Figure 3Integrated analysis example of proteomics and transcriptomics USP7 silenced Jurkat cells. (A) Jurkat samples treated with USP7 shRNA and scramble were profiled by RNA sequencing and TMT mass spectrometry. (B) The log2 fold change from the differential expression analyses is plotted. Positive log2FC indicates upregulated expression after USP7 silencing. Negative log2FC indicates downregulated expression after USP7 knockdown. Dotted line indicates the −1 and 1 log2FC cutoff. (C) Upregulated and downregulated gene signatures derived from differentially expressed mRNAs. (D) Venn diagram of genes differentially upregulated (top panel) and downregulated (bottom panel) in the transcriptome (left) and proteome (right). (E) Up-regulated and downregulated gene signatures derived from differentially expressed proteins. (F,G) Reciprocal GSEA of differentially expressed genes derived from the transcriptome and examined in the proteomics data (F). Similarly, differentially expressed proteins were first derived then examined in the transcriptome data by GSEA (G).

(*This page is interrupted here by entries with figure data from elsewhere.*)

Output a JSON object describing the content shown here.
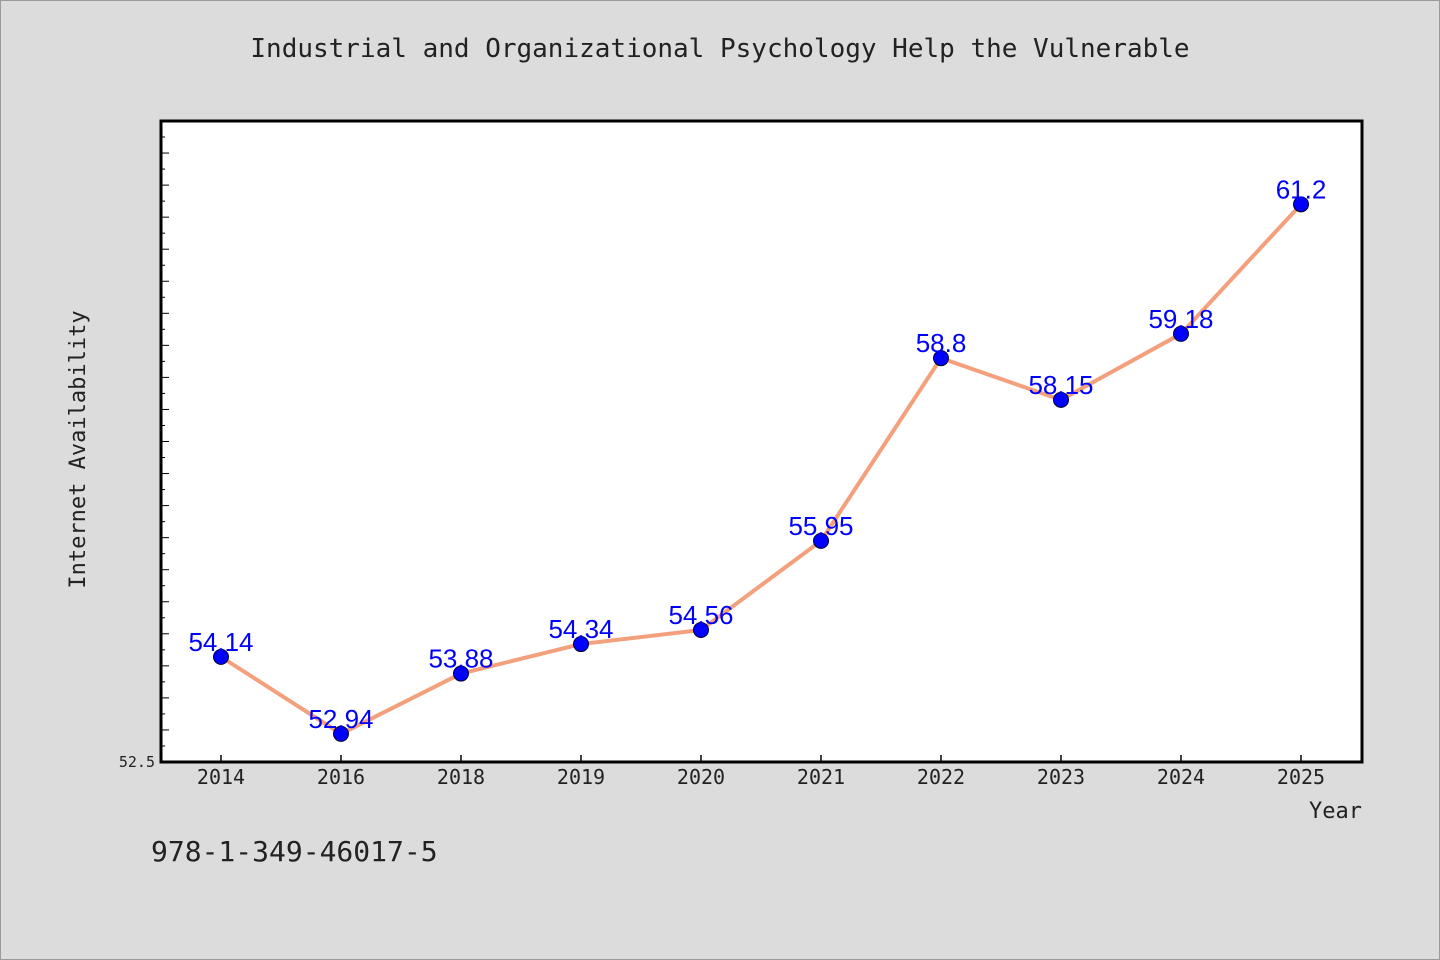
{
  "chart_data": {
    "type": "line",
    "title": "Industrial and Organizational Psychology Help the Vulnerable",
    "xlabel": "Year",
    "ylabel": "Internet Availability",
    "categories": [
      "2014",
      "2016",
      "2018",
      "2019",
      "2020",
      "2021",
      "2022",
      "2023",
      "2024",
      "2025"
    ],
    "series": [
      {
        "values": [
          54.14,
          52.94,
          53.88,
          54.34,
          54.56,
          55.95,
          58.8,
          58.15,
          59.18,
          61.2
        ],
        "data_labels": [
          "54.14",
          "52.94",
          "53.88",
          "54.34",
          "54.56",
          "55.95",
          "58.8",
          "58.15",
          "59.18",
          "61.2"
        ]
      }
    ],
    "ylim": [
      52.5,
      62.5
    ],
    "y_tick_label": "52.5",
    "grid": false,
    "line_color": "#f4a07c",
    "marker_color": "#0000ff",
    "label_color": "#0000ff"
  },
  "footer": {
    "isbn": "978-1-349-46017-5"
  }
}
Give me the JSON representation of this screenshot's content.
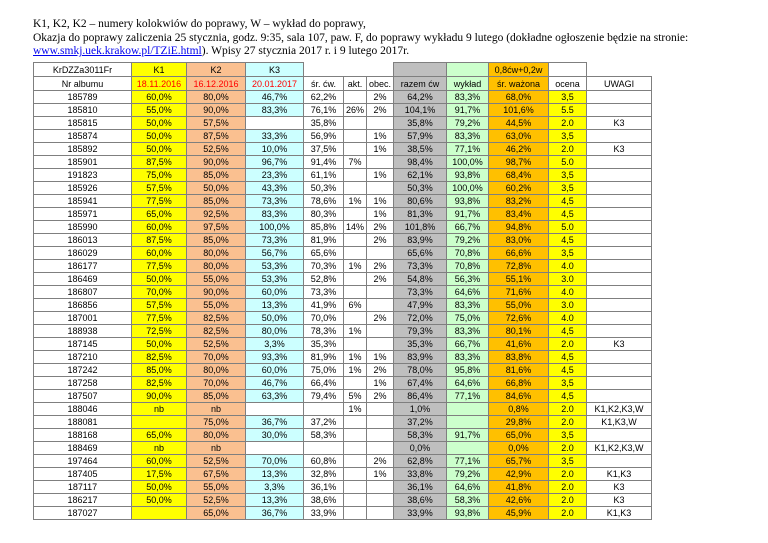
{
  "intro": {
    "line1": "K1, K2, K2 – numery kolokwiów do poprawy, W – wykład do poprawy,",
    "line2": "Okazja do poprawy zaliczenia 25 stycznia, godz. 9:35, sala 107, paw. F, do poprawy wykładu 9 lutego (dokładne ogłoszenie będzie na stronie:",
    "line3_link": "www.smkj.uek.krakow.pl/TZiE.html",
    "line3_rest": "). Wpisy 27 stycznia 2017 r. i 9 lutego 2017r."
  },
  "table": {
    "group_header": {
      "code": "KrDZZa3011Fr",
      "k1": "K1",
      "k2": "K2",
      "k3": "K3",
      "weighted": "0,8ćw+0,2w"
    },
    "columns": [
      "Nr albumu",
      "18.11.2016",
      "16.12.2016",
      "20.01.2017",
      "śr. ćw.",
      "akt.",
      "obec.",
      "razem ćw",
      "wykład",
      "śr. ważona",
      "ocena",
      "UWAGI"
    ],
    "rows": [
      [
        "185789",
        "60,0%",
        "80,0%",
        "46,7%",
        "62,2%",
        "",
        "2%",
        "64,2%",
        "83,3%",
        "68,0%",
        "3,5",
        ""
      ],
      [
        "185810",
        "55,0%",
        "90,0%",
        "83,3%",
        "76,1%",
        "26%",
        "2%",
        "104,1%",
        "91,7%",
        "101,6%",
        "5.5",
        ""
      ],
      [
        "185815",
        "50,0%",
        "57,5%",
        "",
        "35,8%",
        "",
        "",
        "35,8%",
        "79,2%",
        "44,5%",
        "2.0",
        "K3"
      ],
      [
        "185874",
        "50,0%",
        "87,5%",
        "33,3%",
        "56,9%",
        "",
        "1%",
        "57,9%",
        "83,3%",
        "63,0%",
        "3,5",
        ""
      ],
      [
        "185892",
        "50,0%",
        "52,5%",
        "10,0%",
        "37,5%",
        "",
        "1%",
        "38,5%",
        "77,1%",
        "46,2%",
        "2.0",
        "K3"
      ],
      [
        "185901",
        "87,5%",
        "90,0%",
        "96,7%",
        "91,4%",
        "7%",
        "",
        "98,4%",
        "100,0%",
        "98,7%",
        "5.0",
        ""
      ],
      [
        "191823",
        "75,0%",
        "85,0%",
        "23,3%",
        "61,1%",
        "",
        "1%",
        "62,1%",
        "93,8%",
        "68,4%",
        "3,5",
        ""
      ],
      [
        "185926",
        "57,5%",
        "50,0%",
        "43,3%",
        "50,3%",
        "",
        "",
        "50,3%",
        "100,0%",
        "60,2%",
        "3,5",
        ""
      ],
      [
        "185941",
        "77,5%",
        "85,0%",
        "73,3%",
        "78,6%",
        "1%",
        "1%",
        "80,6%",
        "93,8%",
        "83,2%",
        "4,5",
        ""
      ],
      [
        "185971",
        "65,0%",
        "92,5%",
        "83,3%",
        "80,3%",
        "",
        "1%",
        "81,3%",
        "91,7%",
        "83,4%",
        "4,5",
        ""
      ],
      [
        "185990",
        "60,0%",
        "97,5%",
        "100,0%",
        "85,8%",
        "14%",
        "2%",
        "101,8%",
        "66,7%",
        "94,8%",
        "5.0",
        ""
      ],
      [
        "186013",
        "87,5%",
        "85,0%",
        "73,3%",
        "81,9%",
        "",
        "2%",
        "83,9%",
        "79,2%",
        "83,0%",
        "4,5",
        ""
      ],
      [
        "186029",
        "60,0%",
        "80,0%",
        "56,7%",
        "65,6%",
        "",
        "",
        "65,6%",
        "70,8%",
        "66,6%",
        "3,5",
        ""
      ],
      [
        "186177",
        "77,5%",
        "80,0%",
        "53,3%",
        "70,3%",
        "1%",
        "2%",
        "73,3%",
        "70,8%",
        "72,8%",
        "4.0",
        ""
      ],
      [
        "186469",
        "50,0%",
        "55,0%",
        "53,3%",
        "52,8%",
        "",
        "2%",
        "54,8%",
        "56,3%",
        "55,1%",
        "3.0",
        ""
      ],
      [
        "186807",
        "70,0%",
        "90,0%",
        "60,0%",
        "73,3%",
        "",
        "",
        "73,3%",
        "64,6%",
        "71,6%",
        "4.0",
        ""
      ],
      [
        "186856",
        "57,5%",
        "55,0%",
        "13,3%",
        "41,9%",
        "6%",
        "",
        "47,9%",
        "83,3%",
        "55,0%",
        "3.0",
        ""
      ],
      [
        "187001",
        "77,5%",
        "82,5%",
        "50,0%",
        "70,0%",
        "",
        "2%",
        "72,0%",
        "75,0%",
        "72,6%",
        "4.0",
        ""
      ],
      [
        "188938",
        "72,5%",
        "82,5%",
        "80,0%",
        "78,3%",
        "1%",
        "",
        "79,3%",
        "83,3%",
        "80,1%",
        "4,5",
        ""
      ],
      [
        "187145",
        "50,0%",
        "52,5%",
        "3,3%",
        "35,3%",
        "",
        "",
        "35,3%",
        "66,7%",
        "41,6%",
        "2.0",
        "K3"
      ],
      [
        "187210",
        "82,5%",
        "70,0%",
        "93,3%",
        "81,9%",
        "1%",
        "1%",
        "83,9%",
        "83,3%",
        "83,8%",
        "4,5",
        ""
      ],
      [
        "187242",
        "85,0%",
        "80,0%",
        "60,0%",
        "75,0%",
        "1%",
        "2%",
        "78,0%",
        "95,8%",
        "81,6%",
        "4,5",
        ""
      ],
      [
        "187258",
        "82,5%",
        "70,0%",
        "46,7%",
        "66,4%",
        "",
        "1%",
        "67,4%",
        "64,6%",
        "66,8%",
        "3,5",
        ""
      ],
      [
        "187507",
        "90,0%",
        "85,0%",
        "63,3%",
        "79,4%",
        "5%",
        "2%",
        "86,4%",
        "77,1%",
        "84,6%",
        "4,5",
        ""
      ],
      [
        "188046",
        "nb",
        "nb",
        "",
        "",
        "1%",
        "",
        "1,0%",
        "",
        "0,8%",
        "2.0",
        "K1,K2,K3,W"
      ],
      [
        "188081",
        "",
        "75,0%",
        "36,7%",
        "37,2%",
        "",
        "",
        "37,2%",
        "",
        "29,8%",
        "2.0",
        "K1,K3,W"
      ],
      [
        "188168",
        "65,0%",
        "80,0%",
        "30,0%",
        "58,3%",
        "",
        "",
        "58,3%",
        "91,7%",
        "65,0%",
        "3,5",
        ""
      ],
      [
        "188469",
        "nb",
        "nb",
        "",
        "",
        "",
        "",
        "0,0%",
        "",
        "0,0%",
        "2.0",
        "K1,K2,K3,W"
      ],
      [
        "197464",
        "60,0%",
        "52,5%",
        "70,0%",
        "60,8%",
        "",
        "2%",
        "62,8%",
        "77,1%",
        "65,7%",
        "3,5",
        ""
      ],
      [
        "187405",
        "17,5%",
        "67,5%",
        "13,3%",
        "32,8%",
        "",
        "1%",
        "33,8%",
        "79,2%",
        "42,9%",
        "2.0",
        "K1,K3"
      ],
      [
        "187117",
        "50,0%",
        "55,0%",
        "3,3%",
        "36,1%",
        "",
        "",
        "36,1%",
        "64,6%",
        "41,8%",
        "2.0",
        "K3"
      ],
      [
        "186217",
        "50,0%",
        "52,5%",
        "13,3%",
        "38,6%",
        "",
        "",
        "38,6%",
        "58,3%",
        "42,6%",
        "2.0",
        "K3"
      ],
      [
        "187027",
        "",
        "65,0%",
        "36,7%",
        "33,9%",
        "",
        "",
        "33,9%",
        "93,8%",
        "45,9%",
        "2.0",
        "K1,K3"
      ]
    ]
  },
  "colors": {
    "k1_fill": "#FFFF00",
    "k2_fill": "#FAC090",
    "k3_fill": "#CCFFFF",
    "razem_fill": "#BFBFBF",
    "wyklad_fill": "#CCFFCC",
    "wazona_fill": "#FFC000",
    "ocena_fill": "#FFFF00",
    "date_text": "#FF0000",
    "link_text": "#0000EE"
  }
}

Figure 4Use case analysis example of CCLE Expression data. (A) Drop-down menu selection of sample cohort and sample phenotype characteristic. CCLE ovary samples and TP53 mutation status were selected from the drop-down menu option. (B) Single-sample GSEA analysis of genes defining the DNA damage response by Amundson et al. Analyzed samples were selected from the drop-down menu from (A). (C) Drop-down menu selection of sample cohort and sample phenotype characteristic. CCLE non-small cell lung cancer samples and phenotype associated with the KRAS mutation status were selected from the drop-down menu option. (D) Single sample GSEA analysis of genes negatively regulating the DNA damage response. (E) Single sample GSEA of genes defining the stress granule assembly and disassembly. Gene sets were compiled from Biological Pathways from the Gene Ontology database (GOBP). Analyzed samples were selected from the drop-down menu from (C).